Verkhoshansky's Critique of Soviet Periodization
The original english translation of this text is available in the downloads section. It is also free to download from Dr. Verkhoshanky's website.
This article was published in the late 1990's, maybe even the early 2000's. I only know that because of the dates in the references sections. I know Dr. V died in 2010. This means alot actually, relative to the idea of periodization and its use in team sports specifically. I am reading this as a hockey coach, so bear that in mind.
The general idea of the article is to take Matveev to task on his 1977 theoretical approach to forecasting adaptation based on planned training loads. This is done systematically, eventually breaking down the ever popular Soviet model into its foundational assumptions - and putting forth logic to prove them incorrect. It calls to mind a Plato and Aristotle situation - the teacher's theoretical framework is being deconstructed by the student.
The cliff notes are this: you can watch adaptation happen if you test every day in training. You don't need to forecast adaptation because, a) that's impossible and b) adaptation is fuzzy. Periodization, in the view of Dr. V, is more effective when it is flexible and based on a rigourous foundation of scientific learning and coaching experience.
I) Motor Potential of the Athlete - fuzzy
In the article, motor potential (P) is not explicitly defined as a synonym of sport skill. It is defined as the primary aim of training and periodization - which is to say the improvement of the athletes functional capacity. Dr. V has this to say about it on page 3,
" Therefore, the main constant in the training process is the continuous development of an athletes motor potential and of his efficiency in exploiting this potential, while the effectiveness of the training process can be evaluated by measuring how much of this potential is in fact put to use. All the other goals and components of the training process, which are certainly important, must be seen as conditions or factors favoring the achievement of this main constant."
He goes on in figure 2 to give a spaghetti bowl description of how this works in real life; an excellent illustration of the complex nature of team sport strength and conditioning. While the rhetoric of the section included in the
quote above is not describing technical / tactical ability as a synonym of motor potential, I find it hard to believe, with the experience of a coach, that these two factors exist in equal ratios to one another in all athletes at all times. Far more likely is the relative interplay between the factors in light blue - for an athlete who has higher proficieny in the "efficiency" box, the role of the other two will be deminished. In my experience, a heavy lack in the "efficiency" category, can never be compensated for by over development of biomotor or bioenergetic abilities alone. There is an old phrase used in college football which describes this failed attempt to compesnate for lack of sport skill or efficiency;
"Train like Tarzan, Play like Jane."
II) Theoretical Scaffolding for Sport Periodization
In the paragraphs preceding figure 5 in the text, Dr.

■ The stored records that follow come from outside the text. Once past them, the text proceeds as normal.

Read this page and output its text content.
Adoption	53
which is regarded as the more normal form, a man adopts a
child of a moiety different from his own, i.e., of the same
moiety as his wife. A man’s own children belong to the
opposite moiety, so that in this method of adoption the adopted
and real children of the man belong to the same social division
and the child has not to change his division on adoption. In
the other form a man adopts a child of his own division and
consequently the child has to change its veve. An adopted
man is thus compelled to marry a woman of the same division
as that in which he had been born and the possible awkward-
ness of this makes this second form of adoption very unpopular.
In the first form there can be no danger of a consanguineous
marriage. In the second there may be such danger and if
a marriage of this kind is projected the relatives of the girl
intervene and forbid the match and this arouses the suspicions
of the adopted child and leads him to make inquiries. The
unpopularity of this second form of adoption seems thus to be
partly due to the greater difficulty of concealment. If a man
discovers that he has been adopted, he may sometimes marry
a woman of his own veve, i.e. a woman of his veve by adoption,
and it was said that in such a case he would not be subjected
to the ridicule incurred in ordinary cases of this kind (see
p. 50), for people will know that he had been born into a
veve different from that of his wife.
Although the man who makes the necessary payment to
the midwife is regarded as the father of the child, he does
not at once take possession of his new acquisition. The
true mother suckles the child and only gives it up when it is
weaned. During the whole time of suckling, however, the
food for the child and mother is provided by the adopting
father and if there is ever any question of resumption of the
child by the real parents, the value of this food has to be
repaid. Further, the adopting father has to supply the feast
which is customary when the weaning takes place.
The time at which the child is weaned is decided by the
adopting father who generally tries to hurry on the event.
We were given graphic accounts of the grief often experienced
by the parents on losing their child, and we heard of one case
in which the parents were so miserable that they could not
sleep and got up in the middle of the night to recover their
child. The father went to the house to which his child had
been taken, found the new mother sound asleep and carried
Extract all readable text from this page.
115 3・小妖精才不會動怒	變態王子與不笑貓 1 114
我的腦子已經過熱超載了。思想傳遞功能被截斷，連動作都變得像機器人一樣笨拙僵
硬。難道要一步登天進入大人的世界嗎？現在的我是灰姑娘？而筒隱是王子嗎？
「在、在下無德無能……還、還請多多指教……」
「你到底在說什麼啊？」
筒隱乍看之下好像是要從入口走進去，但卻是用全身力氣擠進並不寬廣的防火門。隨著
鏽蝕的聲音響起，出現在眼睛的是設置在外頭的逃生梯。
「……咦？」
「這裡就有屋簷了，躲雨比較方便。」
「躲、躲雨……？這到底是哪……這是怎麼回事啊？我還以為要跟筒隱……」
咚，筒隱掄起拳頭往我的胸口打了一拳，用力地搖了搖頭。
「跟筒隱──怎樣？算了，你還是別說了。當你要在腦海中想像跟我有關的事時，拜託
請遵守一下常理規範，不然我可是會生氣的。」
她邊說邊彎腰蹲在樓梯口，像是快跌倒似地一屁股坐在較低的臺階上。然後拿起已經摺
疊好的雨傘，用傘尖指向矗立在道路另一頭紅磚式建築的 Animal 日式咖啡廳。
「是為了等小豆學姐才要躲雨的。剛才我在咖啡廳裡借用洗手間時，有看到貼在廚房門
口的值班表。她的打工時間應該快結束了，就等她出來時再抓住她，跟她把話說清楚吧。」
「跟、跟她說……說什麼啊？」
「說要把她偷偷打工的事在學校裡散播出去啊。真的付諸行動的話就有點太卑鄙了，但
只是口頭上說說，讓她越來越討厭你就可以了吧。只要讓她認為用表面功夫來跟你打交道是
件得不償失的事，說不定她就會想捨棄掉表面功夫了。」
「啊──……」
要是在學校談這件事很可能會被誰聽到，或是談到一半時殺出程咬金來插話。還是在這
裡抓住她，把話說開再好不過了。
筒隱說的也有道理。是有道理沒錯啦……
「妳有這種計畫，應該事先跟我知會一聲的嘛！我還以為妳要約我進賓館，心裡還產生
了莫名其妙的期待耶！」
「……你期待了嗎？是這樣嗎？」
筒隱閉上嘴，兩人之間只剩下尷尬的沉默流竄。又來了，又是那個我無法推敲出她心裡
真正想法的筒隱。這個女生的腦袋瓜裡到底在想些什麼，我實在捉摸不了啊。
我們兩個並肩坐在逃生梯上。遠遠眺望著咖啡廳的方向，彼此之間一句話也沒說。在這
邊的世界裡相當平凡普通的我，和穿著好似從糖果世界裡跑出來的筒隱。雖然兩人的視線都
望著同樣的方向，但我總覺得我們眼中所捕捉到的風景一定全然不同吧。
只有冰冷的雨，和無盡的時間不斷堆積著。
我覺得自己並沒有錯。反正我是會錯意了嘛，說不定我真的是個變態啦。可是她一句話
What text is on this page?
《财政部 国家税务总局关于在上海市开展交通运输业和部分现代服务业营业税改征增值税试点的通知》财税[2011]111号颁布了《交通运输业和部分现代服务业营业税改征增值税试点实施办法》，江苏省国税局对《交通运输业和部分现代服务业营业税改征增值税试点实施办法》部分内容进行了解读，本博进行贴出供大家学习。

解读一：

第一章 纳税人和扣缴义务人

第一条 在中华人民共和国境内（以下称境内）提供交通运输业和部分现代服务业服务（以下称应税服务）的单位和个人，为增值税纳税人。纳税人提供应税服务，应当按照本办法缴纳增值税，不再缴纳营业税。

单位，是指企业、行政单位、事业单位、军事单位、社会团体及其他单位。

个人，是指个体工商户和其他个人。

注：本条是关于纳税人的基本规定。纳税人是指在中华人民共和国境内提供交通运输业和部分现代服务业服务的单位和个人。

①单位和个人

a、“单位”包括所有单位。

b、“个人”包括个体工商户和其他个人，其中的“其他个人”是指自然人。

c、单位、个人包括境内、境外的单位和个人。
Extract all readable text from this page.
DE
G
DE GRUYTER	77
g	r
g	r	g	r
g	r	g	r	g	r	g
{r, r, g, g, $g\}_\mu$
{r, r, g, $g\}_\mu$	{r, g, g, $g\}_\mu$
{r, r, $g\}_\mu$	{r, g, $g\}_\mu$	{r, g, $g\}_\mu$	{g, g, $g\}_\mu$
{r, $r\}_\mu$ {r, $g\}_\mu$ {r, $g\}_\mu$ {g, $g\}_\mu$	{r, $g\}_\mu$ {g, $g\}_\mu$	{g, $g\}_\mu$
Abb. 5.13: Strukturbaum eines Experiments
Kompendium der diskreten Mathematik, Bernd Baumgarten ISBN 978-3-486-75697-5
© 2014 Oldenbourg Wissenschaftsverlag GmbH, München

V lays out the long winded version of, in my understanding, "training should be relative to the sport task required of the athlete". Let it be known that he actually uses the words "external loads" in describing the required level of adaptation for a given sport that should be achieved in training for each athlete. Suck on that for a hot minute. This assumes that the (strength) coach is aware of, in charge of, and planning all training for team sport athletes, year round.
Lets just examine for a second, the underlying assumptions we can glean from figure 5 at right. The theoretical structure for planning training dictates the training effect observed. The only inputs which govern these are;
I) biomotor, bioenergetic development
II)Techincal / Tactical development
There is clearly some cross over here.
He goes on in figure 9 to demonstrate just how complex this overlap can be.
III) Wrap Up
The gist of this article is summed up in the following from the last few pages;
"Hierarchy of final objectives.....(assumes) the coach will identify all the conditions required to achieve this improvement, ie. the corresponding improvement in technical, tactical, and competition skill, the corresponding increase in the athlete's specific work capacity at that given work regimen, and the variations in the athlete's special physical preparation that become necessary."
This is a significant departure from the the 1970's system put forward by Matveev. Simply, the old system assumes that achievement of planned training loads was a matter of participation in several threshold levels of volume for a bolus of accessory exercises and this solidfied competitive gains. Dr. V observes this to be untrue in practice.